Are you talking old or new....
 goaliebns
Joined: 1/29/2007
Msg: 202
Do Christian Women Scare You Off ???
Posted: 2/17/2008 6:19:52 PM
Octoro: What are you talking about I am the same person I was before I had kids.. I don't need to go to a building to treat people nice.. I have always done that. If you have to go to a building weekly just to play nice in this world.. That is pretty sad.

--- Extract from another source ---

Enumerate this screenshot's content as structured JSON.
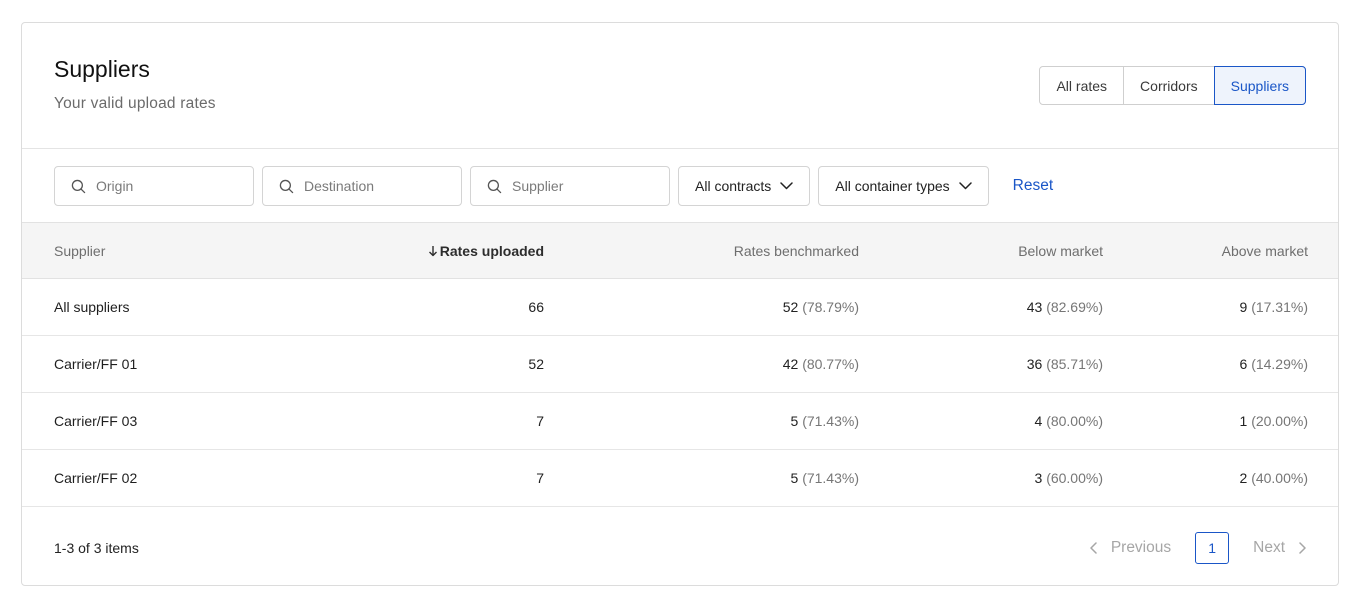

I have seen alot of people who visit a building weekly who don't always behave nice, but since they do their one visit they feel they can get away with it.

Oh and which bulding is right building. To many stupid wars and millions of people killed because of the right building.. You really think that going every week to a building makes a difference and he listens to all buildings everywhere. Or he picks one team over another when both teams pray for his help.. Please..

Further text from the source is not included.